Jimmy Bermúdez

Personal information
- Full name: Jimmy Bermúdez Valencia
- Date of birth: 16 December 1987 (age 38)
- Place of birth: Puerto Tejada, Colombia
- Height: 1.83 m (6 ft 0 in)
- Position: Centre back

Youth career
- 2004: Boca Juniors de Cali
- 200?–2006: Atlético Nacional

Senior career*
- Years: Team / Apps / (Gls)
- 2006: → Alianza Petrolera (loan)
- 2006: → Atlético Bucaramanga (loan) / 11 / (0)
- 2007–2009: Atlético Nacional / 9 / (0)
- 2010: Envigado / 25 / (0)
- 2011: Atlético Huila / 10 / (0)
- 2012–2016: LDU Loja / 66 / (0)
- 2014–2015: → Atlante (loan) / 17 / (0)
- 2015–2017: Atlante / 35 / (0)
- 2017–2018: Rionegro Águilas / 2 / (0)
- 2018: Atlético / 13 / (0)
- 2019: Leones Vegetarianos
- 2020: Olmedo / 8 / (0)

International career^{‡}
- 2007: Colombia U20 / 6 / (0)
- 2013–2014: Equatorial Guinea / 4 / (1)

= Jimmy Bermúdez =

Footballer (born 1987)

Jimmy Bermúdez Valencia (born 16 December 1987) is a former professional footballer who played as a defender. Mainly a centre-back, he also operated as a full-back.

Formed at Boca Juniors de Cali, Bermúdez joined Colombian giants Atlético Nacional and was loaned to Alianza Petrolera in the Categoría Primera B, where he began his professional career. After a second loan, this time to Atlético Bucaramanga in the Categoría Primera A, he was able to play with Atlético Nacional, winning Categoría Primera A. He later played for other Colombian clubs and for sides in Ecuador, Mexico and Equatorial Guinea.

Born and raised in Colombia to Colombian parents, Bermúdez officially played for the Colombia national under-20 team.

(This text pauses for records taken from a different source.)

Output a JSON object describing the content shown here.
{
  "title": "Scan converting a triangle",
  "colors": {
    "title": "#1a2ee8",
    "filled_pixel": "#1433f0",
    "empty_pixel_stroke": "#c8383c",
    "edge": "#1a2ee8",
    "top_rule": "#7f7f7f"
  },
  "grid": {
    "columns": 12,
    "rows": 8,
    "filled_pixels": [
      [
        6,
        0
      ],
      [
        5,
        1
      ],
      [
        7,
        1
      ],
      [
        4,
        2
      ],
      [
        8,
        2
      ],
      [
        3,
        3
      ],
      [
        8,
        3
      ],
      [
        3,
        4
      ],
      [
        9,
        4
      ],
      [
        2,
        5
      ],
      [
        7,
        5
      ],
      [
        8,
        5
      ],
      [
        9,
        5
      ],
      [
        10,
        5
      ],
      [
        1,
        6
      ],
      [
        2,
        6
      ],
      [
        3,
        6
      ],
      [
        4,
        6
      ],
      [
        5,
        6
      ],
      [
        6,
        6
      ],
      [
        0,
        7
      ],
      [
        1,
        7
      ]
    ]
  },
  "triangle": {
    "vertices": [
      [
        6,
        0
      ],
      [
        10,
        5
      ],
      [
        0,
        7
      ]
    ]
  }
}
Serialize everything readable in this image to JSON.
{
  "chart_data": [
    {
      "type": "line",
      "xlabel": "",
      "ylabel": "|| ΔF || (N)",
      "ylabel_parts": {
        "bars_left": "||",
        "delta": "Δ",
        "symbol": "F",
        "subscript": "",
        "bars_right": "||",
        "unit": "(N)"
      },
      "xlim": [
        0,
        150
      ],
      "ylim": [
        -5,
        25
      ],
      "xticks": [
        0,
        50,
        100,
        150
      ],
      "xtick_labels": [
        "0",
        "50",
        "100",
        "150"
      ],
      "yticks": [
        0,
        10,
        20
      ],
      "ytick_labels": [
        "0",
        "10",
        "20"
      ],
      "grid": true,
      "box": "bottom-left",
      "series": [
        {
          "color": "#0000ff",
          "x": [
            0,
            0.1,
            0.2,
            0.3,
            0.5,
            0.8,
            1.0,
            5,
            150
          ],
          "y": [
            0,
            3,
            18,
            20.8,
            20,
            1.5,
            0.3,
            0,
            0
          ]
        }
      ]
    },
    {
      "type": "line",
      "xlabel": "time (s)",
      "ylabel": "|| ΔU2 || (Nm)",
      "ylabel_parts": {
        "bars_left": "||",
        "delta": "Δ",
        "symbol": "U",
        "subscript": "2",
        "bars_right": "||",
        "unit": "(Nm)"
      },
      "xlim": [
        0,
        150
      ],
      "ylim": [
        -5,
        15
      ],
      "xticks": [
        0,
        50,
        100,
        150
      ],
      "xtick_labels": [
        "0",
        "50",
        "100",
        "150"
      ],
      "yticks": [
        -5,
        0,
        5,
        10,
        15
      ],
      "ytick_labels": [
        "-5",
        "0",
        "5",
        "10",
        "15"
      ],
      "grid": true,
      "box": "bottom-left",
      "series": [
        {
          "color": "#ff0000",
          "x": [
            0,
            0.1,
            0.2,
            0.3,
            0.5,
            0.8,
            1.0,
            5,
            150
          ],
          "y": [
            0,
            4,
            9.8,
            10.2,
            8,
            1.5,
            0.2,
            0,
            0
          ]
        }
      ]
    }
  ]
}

He later appeared with the Equatorial Guinea national team, after people from the Central African nation liked of some of his football highlights on YouTube and contacted him via his Facebook fanpage.

==Club career==
He played for LDU Loja in two editions of Copa Sudamericana (2012 and 2013).

==International career==
Baermúdez was a starter for Colombia in the 2007 South American U-20 Championship.

In May 2013, Bermúdez was purchased by the Equatoguinean football team, which then he began to represent, received Equatoguinean citizenship and getting €3,000 for each match played.

===International goal===
Scores and results list Equatorial Guinea's goal tally first, score column indicates score after each Bermúdez goal.

List of international goals scored by Bermúdez
| No. | Date | Venue | Opponent | Score | Result | Competition |
|---|---|---|---|---|---|---|
| 1 | 16 November 2013 | Estadio de Malabo, Malabo, Equatorial Guinea | Spain | 1–1 | 1–2 | Friendly match |

===Controversy about eligibility===
Bermúdez recognizes that he is not of Equatorial Guinean descent, but considers he can represent the African country as he has not played for Colombia at senior level. According to FIFA's rules, footballers should be holders of the second nationality at the time of playing youth international matches with the original country. This rule has already been applied in the similar case of Portuguese-based Brazilian footballer Fernando. Additionally, when Bermúdez made his international debut with Equatorial Guinea, on 8 June 2013, he had spent his entire club career in Colombia and Ecuador. This aspect violated, thus, the condition D of the relevant current FIFA statute about the eligibility of a player, Article 17: Acquisition of a new nationality, which says: «He has lived continuously for at least five years after reaching the age of 18 on the territory of the relevant Association». Bermúdez was never punished by any of these two situations.